SENTENCIA CONSTITUCIONAL PLURINACIONAL 0159/2019-S1
Tribunal Constitucional Plurinacional de Bolivia

SENTENCIA CONSTITUCIONAL PLURINACIONAL 0159/2019-S1

Fecha: 26-Abr-2019

I.1.1. Hechos que motivan la acción

Debido al incumplimiento en el pago de las deudas asumidas por Mario Fernando Soliz “Valverde” -padre de los terceros interesados- y ante su fallecimiento, iniciaron la medida preliminar de reconocimiento de firmas y rúbricas, demandando y emplazando a sus herederos Silvia Gómez de Soliz; y, Sergio Mario Rodrigo, Sandra Tania y Daniel Alejandro, todos, Soliz Gómez -ahora terceros interesados-.

En dicha demanda se consignaron equivocadamente como documentos objeto del reconocimiento los cursantes “…de fs. 2 a fs. 7 y de fs- 33 a fs. 50…” (sic), aspecto que posteriormente fue corregido; toda vez que, al haber realizado la Jueza de la causa algunas observaciones de forma, aprovecharon para subsanar el error en las fojas, quedando aclarado uno a uno los documentos que debían ser reconocidos, la autoridad jurisdiccional providenció la admisión de la demanda “…conforme el memorial que antecede” (sic).

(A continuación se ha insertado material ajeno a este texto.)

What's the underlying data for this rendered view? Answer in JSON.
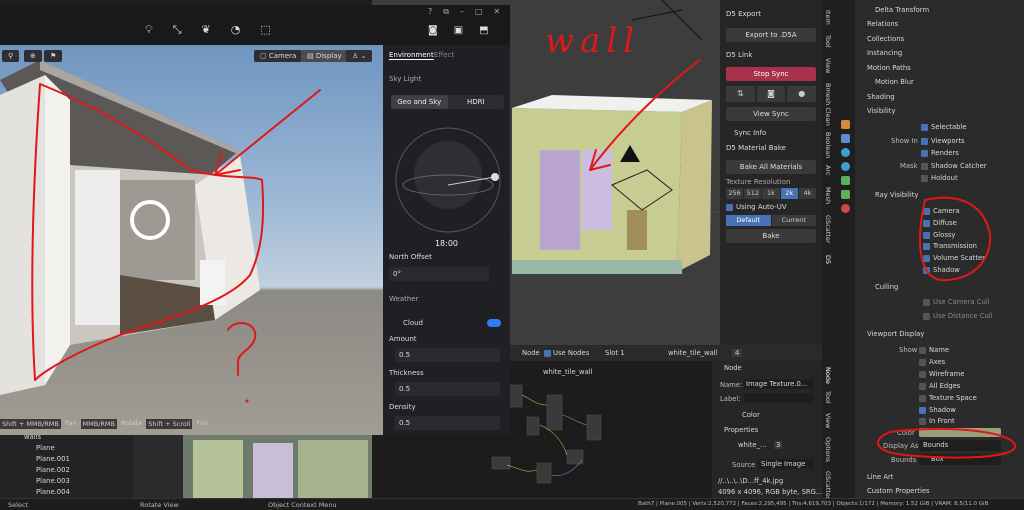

Citados los demandados con la medida preparatoria, desconocieron las firmas de Mario Fernando Soliz “Valverde”; sin embargo, en la pericia realizada se concluyó que las firmas y rúbricas si correspondían al nombrado; por lo que, mediante la Resolución 413/2016 de 23 de septiembre, la Jueza a quo, dio por reconocidas  las

Ante tal determinación, los entonces demandados presentaron recurso de apelación siendo este resuelto mediante el Auto de Vista D-31/2018 de 26 de enero, en el que Jorge Adalberto Quino Espejo y Fausto Juan Lanchipa Ponce, Vocales de la Sala Civil Cuarta del Tribunal Departamental de Justicia de La Paz -ahora demandados- dispusieron la anulación de obrados hasta “fs. 117 vta.”, vulnerando una serie de derechos y garantías fundamentales; toda vez que, dichas autoridades omitieron valorar el memorial de “fs. 137” referente a la aclaración en los documentos objeto del reconocimiento, incurriendo de esta forma en una incongruencia omisiva, pues en dicho escrito procedieron a realizar la cita correcta de las fojas, dejando plenamente establecido cuales eran los documentos que debían ser reconocidos; sin embargo, el mismo no fue tomado en cuenta.

Con dicha decisión los Vocales demandados, vulneraron el debido proceso con relación a principios procesales contenidos en la ley, como es el caso del principio de especificidad o legalidad, por cuanto las señaladas autoridades para proceder con la nulidad únicamente hicieron referencia a los arts. “…17-I, 25 y 210 de la LOJ…” (sic), cuando debían señalar la norma específica que sanciona con nulidad los actos acusados.

Por otro lado, también se lesiona el principio de finalidad del acto, por cuanto no se tomó en cuenta que primero las citaciones cumplieron su finalidad, y segundo que los citados desconocieron las firmas lo que originó un peritaje que a su vez determinó que todos los documentos esclarecidos en el memorial de subsanación pertenecían indubitablemente a Mario Fernando Soliz “Velarde”.

Finalmente, desconocieron el principio de verdad material; por cuanto, si bien es cierto que existió un error en la señalización de las fojas, esto fue debidamente corregido en el memorial “de fs. 173” -se entiende de fs. 137-; por otra parte, los documentos que eran objeto de peritaje fueron los consignados en el indicado memorial de aclaración, siendo los mismos que la Resolución 413/2016 dio por reconocidos, demostrándose que solo se trató de un error formal, lo que no invalida el resultado del examen del peritaje documentológico que se constituye en una verdad material sin error alguno.

El Auto de Vista ahora cuestionado, incurre en la falta de motivación y fundamentación, por cuanto no señala cuál es la nulidad que la ley de manera expresa castiga con esa determinación, desconociendo a su vez los elementos de congruencia y pertinencia del debido proceso, teniendo en cuenta que el motivo del Auto de Vista para establecer la nulidad es inexistente, siendo incoherente la decisión de ingresar a la revisión de oficio y los motivos que habrían provocado tal determinación, no existiendo tampoco concordancia entre la obligación de señalar aquellos asuntos previstos por ley y las disposiciones posteriormente citadas por los Vocales demandados.